J’ai perdu ma mère, et mes quatre sœurs durant le massacre

« Une fois que les meurtriers ont quitté les lieux, j’avais réalisé que ma grande sœur avait été tuée par balles. Plus tard, je découvris que ma mère et ma jeune sœur avaient été retrouvées mortes à proximité de notre maison, elles aussi tuées par balles. Quant à mes deux autres sœurs…Elles ont été kidnappées par les assaillants, qui, avant leur départ, ont enlevé une vingtaine de jeune filles » ému, nous déclare Fouad. « J’étais abattu, fou de rage… Perdre un membre de sa famille n’est pas facile ! Imaginez en perdre cinq en une nuit ! Un pénible sentiment ».

Patriote, l’unité paramilitaire  …

« Quelques jours après le massacre, je me suis engagé en tant que patriote, une seule idée dans la tête: venger la mort de ma famille. Nous étions en charge de notre secteur, nous avons contribué à plusieurs opérations militaires, et détruit plusieurs casemates non loin de notre quartier » nous affirme Fouad. « Nous avons combattu aux côtés des forces de sécurité algériennes contre les groupes terroristes » soutient-il. « Je trouve qu’il est tout à fait légitime que maintenant, en période de paix  on revendique notre droit  à une pension militaire… » Rétorque Fouad  .

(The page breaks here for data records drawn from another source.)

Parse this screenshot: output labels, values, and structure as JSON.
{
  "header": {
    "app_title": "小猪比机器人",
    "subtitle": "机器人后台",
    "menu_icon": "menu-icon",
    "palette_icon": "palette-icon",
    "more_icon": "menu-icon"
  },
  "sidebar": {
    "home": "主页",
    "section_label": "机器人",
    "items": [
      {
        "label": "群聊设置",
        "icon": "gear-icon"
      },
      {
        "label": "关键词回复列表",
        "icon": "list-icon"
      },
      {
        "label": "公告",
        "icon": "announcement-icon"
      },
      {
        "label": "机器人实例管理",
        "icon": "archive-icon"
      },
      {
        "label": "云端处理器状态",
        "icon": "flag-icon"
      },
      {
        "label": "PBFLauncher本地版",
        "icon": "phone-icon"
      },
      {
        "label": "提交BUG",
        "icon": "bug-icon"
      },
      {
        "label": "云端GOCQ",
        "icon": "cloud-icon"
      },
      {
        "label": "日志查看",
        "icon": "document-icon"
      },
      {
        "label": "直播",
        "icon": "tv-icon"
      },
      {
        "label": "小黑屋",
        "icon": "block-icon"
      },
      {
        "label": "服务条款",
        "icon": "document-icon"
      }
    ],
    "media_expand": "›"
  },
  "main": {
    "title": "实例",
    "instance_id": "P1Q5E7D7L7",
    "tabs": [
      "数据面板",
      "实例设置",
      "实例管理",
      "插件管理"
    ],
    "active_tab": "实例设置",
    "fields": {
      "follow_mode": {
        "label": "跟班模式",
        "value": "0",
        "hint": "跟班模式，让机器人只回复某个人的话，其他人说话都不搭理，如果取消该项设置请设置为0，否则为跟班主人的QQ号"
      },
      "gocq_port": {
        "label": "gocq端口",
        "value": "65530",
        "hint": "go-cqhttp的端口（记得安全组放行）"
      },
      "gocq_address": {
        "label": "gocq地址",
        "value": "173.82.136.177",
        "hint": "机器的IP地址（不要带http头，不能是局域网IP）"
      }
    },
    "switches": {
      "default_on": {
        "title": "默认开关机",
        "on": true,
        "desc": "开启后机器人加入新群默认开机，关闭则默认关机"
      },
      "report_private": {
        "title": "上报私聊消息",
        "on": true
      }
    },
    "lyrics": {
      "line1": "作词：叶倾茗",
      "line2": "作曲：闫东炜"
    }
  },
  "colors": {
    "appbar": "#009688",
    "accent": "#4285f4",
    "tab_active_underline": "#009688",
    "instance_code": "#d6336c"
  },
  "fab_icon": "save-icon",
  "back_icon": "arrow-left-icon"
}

Le massacre de Bentalha compte parmi les nombreux massacres qui ont marqué profondément la mémoire des algériens durant la décennie noire, engendrant la mort de milliers de personnes, et la disparition de plus de 8000 autres selon l’État algérien. Un chiffre largement sous-estimé selon la Ligue algérienne de défense des droits de l’Homme (LADDH) et d’autres ONG qui évalue à 18.000 le nombre de disparus.

Aujourd’hui, 20 ans plus tard, il est de notre devoir de se rappeler de ces milliers de femmes et d’hommes tombés durant cette décennie de sang, afin que l’histoire ne puisse plus se reproduire.